Numero 0 - Aprile 2002 - Anno 1

A proposito di scuola, di educazione, . . .



Intervenendo in un convegno sul tema della educazione ambientale oggi e riprendendo una citazione di Franco Lorenzoni, affermai che fare educazione ambientale significa fare qualcosa di "diverso", significa "indossare delle mutande rovesce" per poter così affermare la diversità e per proteggersi da quel "malocchio" che è la cultura del consumo, dello spreco e della velocità. Educazione ambientale dunque come alternativa a questo tipo di società che punta tutto sull'uniformità e su quella che Vandana Shiva chiama "la monocoltura della mente".
I progetti di educazione ambientale che si rivolgono alle scuole, dissi, dovrebbero avere questo carattere di alterità e dovrebbero insistere sul tema della globalità dell'ecosistema e sulla necessità di modificare uno stile di vita che, erroneamente e subdolamente, è presentato come unico: ai ragazzi, ma non solo a loro, dovrebbe essere offerta la possibilità di pensare e di proporre delle alternative a ciò che invece si pone come indiscutibile.
Dissi che l'identità con l'esistente, col modello unico, che tanto spesso chi si occupa di educazione deve purtroppo considerare, questa sì, poteva essere dichiarata come una tragedia della scuola di fronte alla quale le tre " i " di chi avendo molte televisioni può tranquillamente decidere di fare "da grande" il presidente del Consiglio, appaiono in tutta la loro insipienza.
Dissi che la capacità di educare è direttamente proporzionale alla capacità di creare dubbi, di rendere complessi i problemi, di giocare con l'imprevisto.

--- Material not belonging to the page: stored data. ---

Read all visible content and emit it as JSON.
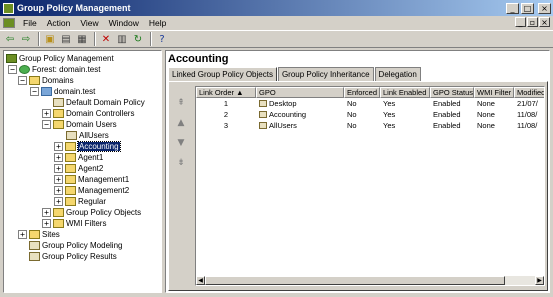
{
  "window": {
    "title": "Group Policy Management"
  },
  "menu": {
    "items": [
      "File",
      "Action",
      "View",
      "Window",
      "Help"
    ]
  },
  "toolbar": {
    "icons": [
      "back-icon",
      "forward-icon",
      "up-icon",
      "show-hide-tree-icon",
      "properties-icon",
      "delete-icon",
      "properties-sheet-icon",
      "refresh-icon",
      "help-icon"
    ]
  },
  "tree": {
    "items": [
      {
        "label": "Group Policy Management",
        "icon": "gpm-icon",
        "expander": ""
      },
      {
        "label": "Forest: domain.test",
        "icon": "forest-icon",
        "expander": "−"
      },
      {
        "label": "Domains",
        "icon": "folder-icon",
        "expander": "−"
      },
      {
        "label": "domain.test",
        "icon": "domain-icon",
        "expander": "−"
      },
      {
        "label": "Default Domain Policy",
        "icon": "gpo-link-icon",
        "expander": ""
      },
      {
        "label": "Domain Controllers",
        "icon": "ou-icon",
        "expander": "+"
      },
      {
        "label": "Domain Users",
        "icon": "ou-icon",
        "expander": "−"
      },
      {
        "label": "AllUsers",
        "icon": "gpo-link-icon",
        "expander": ""
      },
      {
        "label": "Accounting",
        "icon": "ou-icon",
        "expander": "+"
      },
      {
        "label": "Agent1",
        "icon": "ou-icon",
        "expander": "+"
      },
      {
        "label": "Agent2",
        "icon": "ou-icon",
        "expander": "+"
      },
      {
        "label": "Management1",
        "icon": "ou-icon",
        "expander": "+"
      },
      {
        "label": "Management2",
        "icon": "ou-icon",
        "expander": "+"
      },
      {
        "label": "Regular",
        "icon": "ou-icon",
        "expander": "+"
      },
      {
        "label": "Group Policy Objects",
        "icon": "folder-icon",
        "expander": "+"
      },
      {
        "label": "WMI Filters",
        "icon": "folder-icon",
        "expander": "+"
      },
      {
        "label": "Sites",
        "icon": "folder-icon",
        "expander": "+"
      },
      {
        "label": "Group Policy Modeling",
        "icon": "modeling-icon",
        "expander": ""
      },
      {
        "label": "Group Policy Results",
        "icon": "results-icon",
        "expander": ""
      }
    ]
  },
  "main": {
    "title": "Accounting",
    "tabs": [
      "Linked Group Policy Objects",
      "Group Policy Inheritance",
      "Delegation"
    ],
    "columns": [
      "Link Order",
      "GPO",
      "Enforced",
      "Link Enabled",
      "GPO Status",
      "WMI Filter",
      "Modified"
    ],
    "rows": [
      [
        "1",
        "Desktop",
        "No",
        "Yes",
        "Enabled",
        "None",
        "21/07/"
      ],
      [
        "2",
        "Accounting",
        "No",
        "Yes",
        "Enabled",
        "None",
        "11/08/"
      ],
      [
        "3",
        "AllUsers",
        "No",
        "Yes",
        "Enabled",
        "None",
        "11/08/"
      ]
    ]
  }
}
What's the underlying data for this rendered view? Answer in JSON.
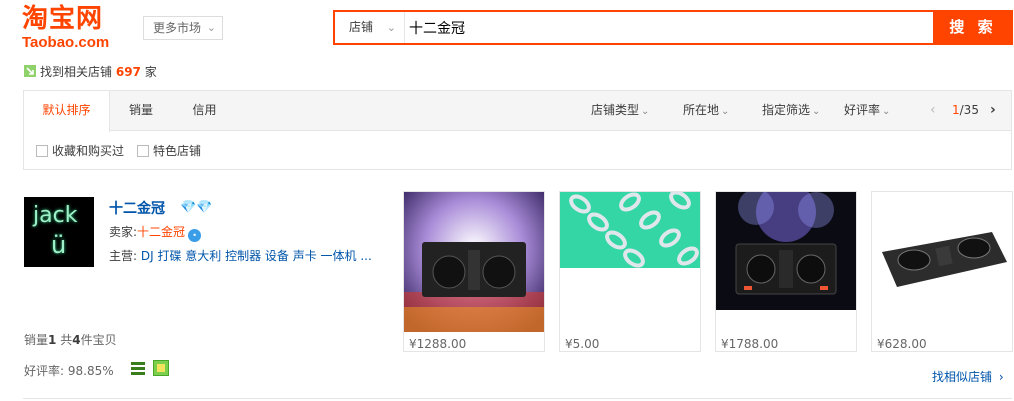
{
  "header": {
    "logo_cn": "淘宝网",
    "logo_en": "Taobao.com",
    "more_market": "更多市场",
    "search_scope": "店铺",
    "search_query": "十二金冠",
    "search_button": "搜 索"
  },
  "result_summary": {
    "prefix": "找到相关店铺",
    "count": "697",
    "suffix": "家"
  },
  "sort_tabs": [
    {
      "label": "默认排序",
      "active": true
    },
    {
      "label": "销量",
      "active": false
    },
    {
      "label": "信用",
      "active": false
    }
  ],
  "filters": [
    "店铺类型",
    "所在地",
    "指定筛选",
    "好评率"
  ],
  "pager": {
    "current": "1",
    "total": "/35"
  },
  "checkboxes": [
    "收藏和购买过",
    "特色店铺"
  ],
  "shop": {
    "avatar_line1": "jack",
    "avatar_line2": "ü",
    "name": "十二金冠",
    "seller_label": "卖家:",
    "seller_nick": "十二金冠",
    "main_label": "主营:",
    "main_items": "DJ 打碟 意大利 控制器 设备 声卡 一体机 ...",
    "sales_label": "销量",
    "sales_count": "1",
    "total_label_pre": "共",
    "total_count": "4",
    "total_label_post": "件宝贝",
    "rating_label": "好评率:",
    "rating_value": "98.85%"
  },
  "products": [
    {
      "price": "¥1288.00"
    },
    {
      "price": "¥5.00"
    },
    {
      "price": "¥1788.00"
    },
    {
      "price": "¥628.00"
    }
  ],
  "similar_link": "找相似店铺",
  "colors": {
    "brand": "#ff4400",
    "link": "#0055aa"
  }
}
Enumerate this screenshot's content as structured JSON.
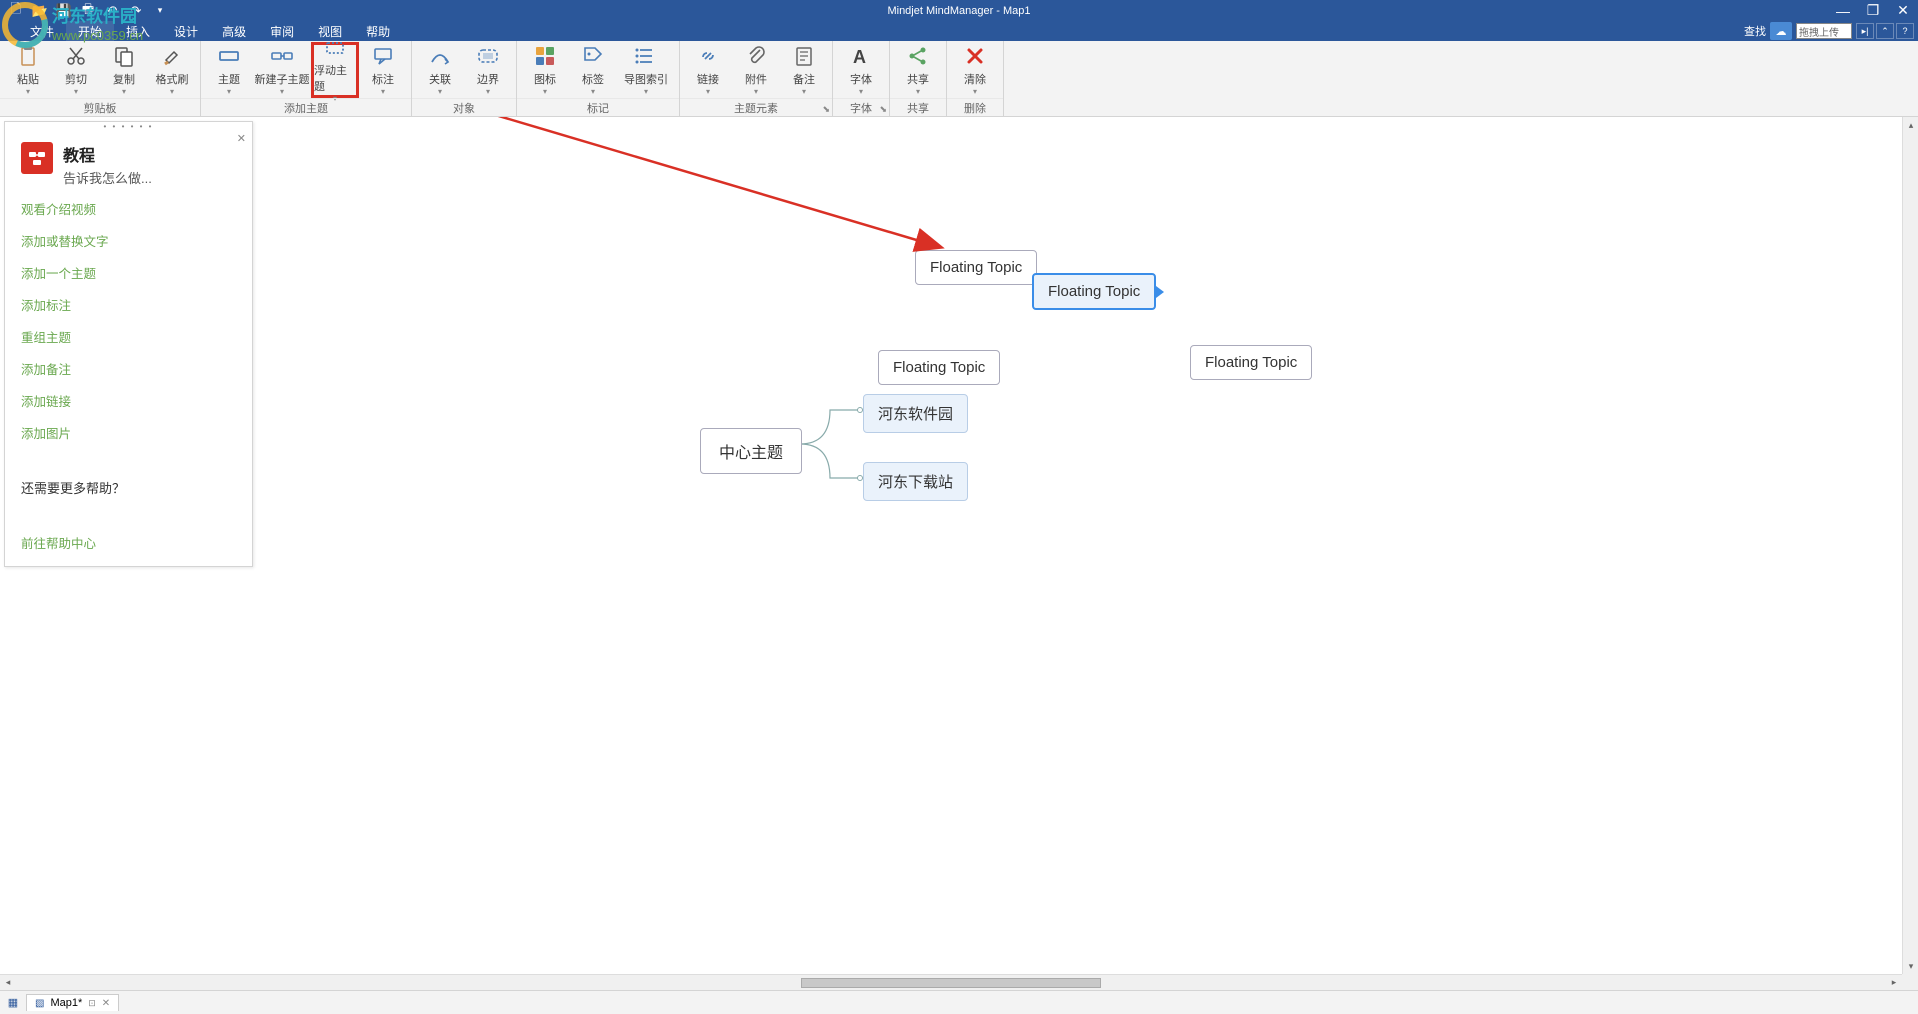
{
  "title": "Mindjet MindManager - Map1",
  "watermark": {
    "line1": "河东软件园",
    "line2": "www.pc0359.cn"
  },
  "menus": [
    "文件",
    "开始",
    "插入",
    "设计",
    "高级",
    "审阅",
    "视图",
    "帮助"
  ],
  "search": {
    "label": "查找",
    "placeholder": "拖拽上传"
  },
  "ribbon": {
    "groups": [
      {
        "label": "剪贴板",
        "buttons": [
          {
            "id": "paste",
            "label": "粘贴",
            "icon": "clipboard"
          },
          {
            "id": "cut",
            "label": "剪切",
            "icon": "scissors"
          },
          {
            "id": "copy",
            "label": "复制",
            "icon": "copy"
          },
          {
            "id": "format-painter",
            "label": "格式刷",
            "icon": "brush"
          }
        ]
      },
      {
        "label": "添加主题",
        "buttons": [
          {
            "id": "topic",
            "label": "主题",
            "icon": "topic"
          },
          {
            "id": "subtopic",
            "label": "新建子主题",
            "icon": "subtopic",
            "wide": true
          },
          {
            "id": "floating",
            "label": "浮动主题",
            "icon": "floating",
            "highlighted": true
          },
          {
            "id": "callout",
            "label": "标注",
            "icon": "callout"
          }
        ]
      },
      {
        "label": "对象",
        "buttons": [
          {
            "id": "relationship",
            "label": "关联",
            "icon": "relationship"
          },
          {
            "id": "boundary",
            "label": "边界",
            "icon": "boundary"
          }
        ]
      },
      {
        "label": "标记",
        "buttons": [
          {
            "id": "icons",
            "label": "图标",
            "icon": "icons"
          },
          {
            "id": "tags",
            "label": "标签",
            "icon": "tags"
          },
          {
            "id": "map-index",
            "label": "导图索引",
            "icon": "index",
            "wide": true
          }
        ]
      },
      {
        "label": "主题元素",
        "buttons": [
          {
            "id": "link",
            "label": "链接",
            "icon": "link"
          },
          {
            "id": "attachment",
            "label": "附件",
            "icon": "attachment"
          },
          {
            "id": "note",
            "label": "备注",
            "icon": "note"
          }
        ],
        "launcher": true
      },
      {
        "label": "字体",
        "buttons": [
          {
            "id": "font",
            "label": "字体",
            "icon": "font"
          }
        ],
        "launcher": true
      },
      {
        "label": "共享",
        "buttons": [
          {
            "id": "share",
            "label": "共享",
            "icon": "share"
          }
        ]
      },
      {
        "label": "删除",
        "buttons": [
          {
            "id": "clear",
            "label": "清除",
            "icon": "clear"
          }
        ]
      }
    ]
  },
  "taskpane": {
    "title": "教程",
    "subtitle": "告诉我怎么做...",
    "links": [
      "观看介绍视频",
      "添加或替换文字",
      "添加一个主题",
      "添加标注",
      "重组主题",
      "添加备注",
      "添加链接",
      "添加图片"
    ],
    "help_question": "还需要更多帮助？",
    "help_link": "前往帮助中心"
  },
  "map": {
    "central": "中心主题",
    "sub1": "河东软件园",
    "sub2": "河东下载站",
    "float1": "Floating Topic",
    "float2": "Floating Topic",
    "float3": "Floating Topic",
    "float4": "Floating Topic"
  },
  "doc_tab": "Map1*"
}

Il fatto poi che qualche tempo fa siano stati pubblicati gli atti di questo convegno con tutte le relazioni, fatta eccezione della mia, mi ha ulteriormente convinto che è proprio questa la strada da percorrere se vogliamo porci il problema di cosa significhi educare in un momento drammatico di quasi totale omogeneizzazione del pensiero.